Das Klavier steht in diesem Diskurs stellvertretend für zahllose Alltagsgegenstände wie Smartphones, Sitzgurte, Bohrmaschinen oder Hygienemasken, denen ebenfalls vorgeworfen wird, von Männern für Männer gebaut zu sein. Sind die Frauen also Opfer eines gigantischen misogynen Industriekartells?

Wer so etwas vom Klavier behauptet, ist womöglich Opfer einer Verblendung. Die Tastengrössen eines modernen Pianos seien weniger dem Diktat irgendwelcher Männerhände geschuldet als vielmehr den Notwendigkeiten des komplexen technischen Innenlebens, sagt Rainer Matz, der die Pianowerkstatt bei Musik Hug leitet.
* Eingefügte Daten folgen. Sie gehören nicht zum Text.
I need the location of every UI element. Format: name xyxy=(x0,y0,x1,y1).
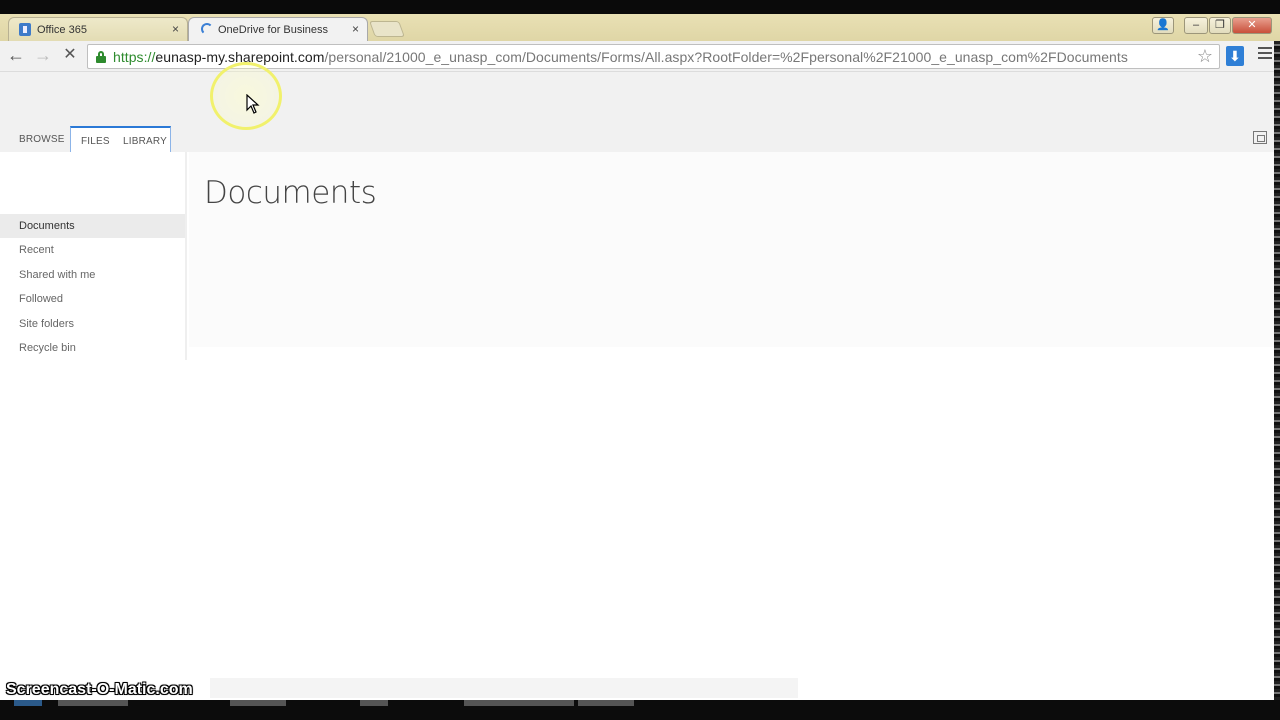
forward-button[interactable]: → xyxy=(31,45,55,67)
top-black-strip xyxy=(0,0,1280,14)
focus-on-content-icon[interactable] xyxy=(1253,131,1267,144)
watermark-text: Screencast-O-Matic.com xyxy=(6,681,193,698)
tab-browse[interactable]: BROWSE xyxy=(19,126,65,152)
horizontal-scrollbar[interactable] xyxy=(210,678,798,698)
minimize-button[interactable]: – xyxy=(1184,17,1208,34)
bookmark-star-icon[interactable]: ☆ xyxy=(1197,46,1213,67)
page-title: Documents xyxy=(204,175,377,211)
main-content: Documents xyxy=(189,152,1274,347)
nav-item-followed[interactable]: Followed xyxy=(0,287,185,311)
tab-close-icon[interactable]: × xyxy=(172,22,179,36)
office-icon xyxy=(19,23,31,36)
lock-icon xyxy=(96,51,106,63)
tab-files[interactable]: FILES xyxy=(70,126,115,152)
loading-spinner-icon xyxy=(201,23,213,35)
taskbar xyxy=(0,700,1280,720)
new-tab-button[interactable] xyxy=(369,21,405,37)
nav-item-recycle-bin[interactable]: Recycle bin xyxy=(0,336,185,360)
url-text: https://eunasp-my.sharepoint.com/persona… xyxy=(113,49,1128,65)
restore-button[interactable]: ❐ xyxy=(1209,17,1231,34)
sharepoint-ribbon: BROWSE FILES LIBRARY xyxy=(0,72,1274,152)
tab-close-icon[interactable]: × xyxy=(352,22,359,36)
screen-artifact-strip xyxy=(1274,41,1280,701)
back-button[interactable]: ← xyxy=(4,45,28,67)
tab-office-365[interactable]: Office 365 × xyxy=(8,17,188,41)
tab-onedrive-for-business[interactable]: OneDrive for Business × xyxy=(188,17,368,41)
nav-item-documents[interactable]: Documents xyxy=(0,214,185,238)
tab-library[interactable]: LIBRARY xyxy=(114,126,171,152)
left-navigation: Documents Recent Shared with me Followed… xyxy=(0,152,187,360)
nav-item-recent[interactable]: Recent xyxy=(0,238,185,262)
user-icon[interactable]: 👤 xyxy=(1152,17,1174,34)
nav-item-site-folders[interactable]: Site folders xyxy=(0,312,185,336)
close-window-button[interactable]: ✕ xyxy=(1232,17,1272,34)
browser-tab-bar: Office 365 × OneDrive for Business × 👤 –… xyxy=(0,14,1280,41)
tab-title: Office 365 xyxy=(37,24,87,36)
stop-button[interactable]: ✕ xyxy=(58,45,82,67)
download-icon[interactable]: ⬇ xyxy=(1226,46,1244,66)
menu-icon[interactable] xyxy=(1258,47,1272,61)
browser-toolbar: ← → ✕ https://eunasp-my.sharepoint.com/p… xyxy=(0,41,1280,72)
tab-title: OneDrive for Business xyxy=(218,24,329,36)
nav-item-shared-with-me[interactable]: Shared with me xyxy=(0,263,185,287)
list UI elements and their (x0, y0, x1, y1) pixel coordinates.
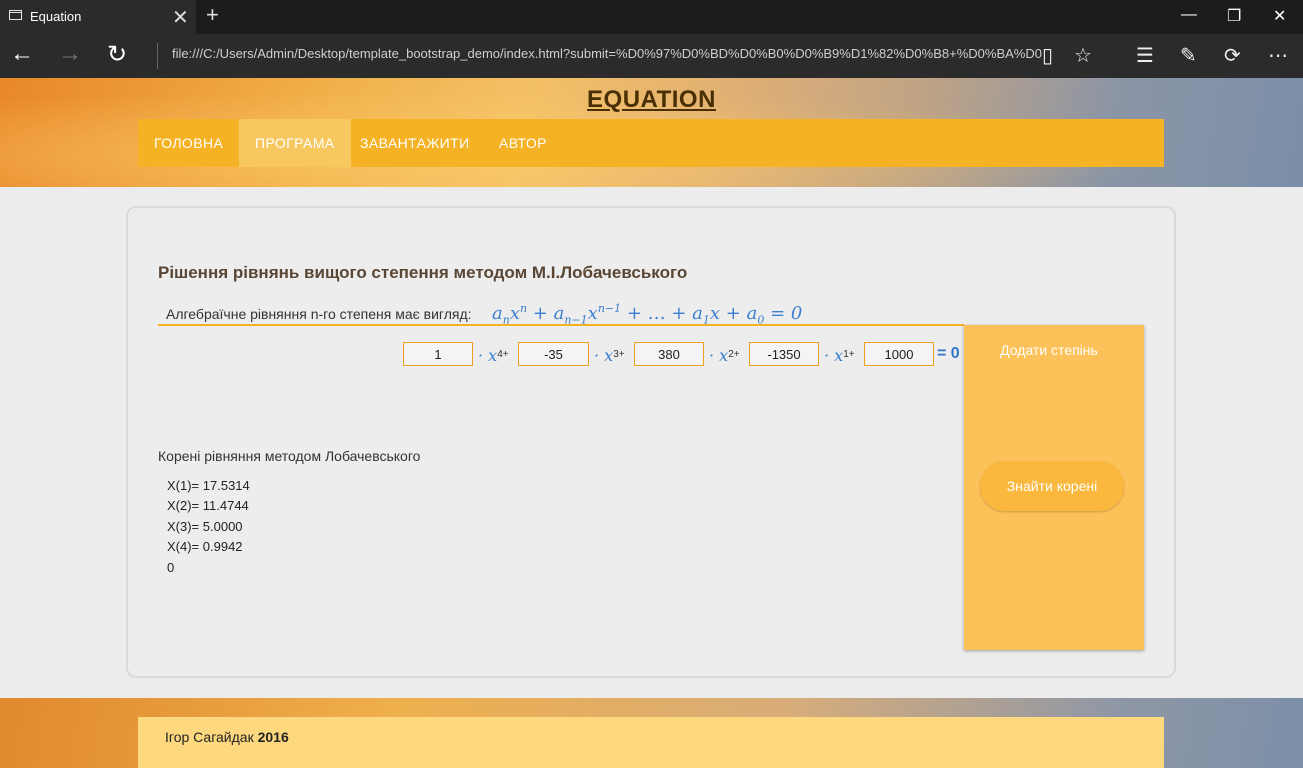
coefficient-input-2[interactable] (634, 342, 704, 366)
add-power-button[interactable]: Додати степінь (964, 342, 1134, 358)
find-roots-button[interactable]: Знайти корені (980, 461, 1124, 511)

Kommt dazu, dass die Natur unabhängig vom Geschlecht grosse und kleine Hände hervorbringt und dass auch kleine Hände, ja selbst kleine Kinderhände dank pianistischen Techniken am Klavier immer wieder Bravouröses leisten.

Klaviertasten sind im Zuge der technischen Entwicklung grösser geworden. Es ist den feministischen Klavierkritikerinnen jedoch nicht verboten, sich mit eigenen Innovationen konstruktiv, statt moralinsauer anklagend in diesen Prozess einzubringen und selber ein «gerechtes» Piano zu bauen. Vorarbeiten – allerdings durch einen Mann – soll es bereits geben. Auch den Handys, Masken, Sitzgurten oder Bohrmaschinen können sie sich annehmen. Dann braucht es nur noch einen Markt. Nach Auskunft von Branchenkennern ist die Nachfrage nach gegenderten Klavieren bisher allerdings – gelinde gesagt – überschaubar. Ideologien liefern zwar einfache Weltbilder, aber eben nicht immer gute Businessideen.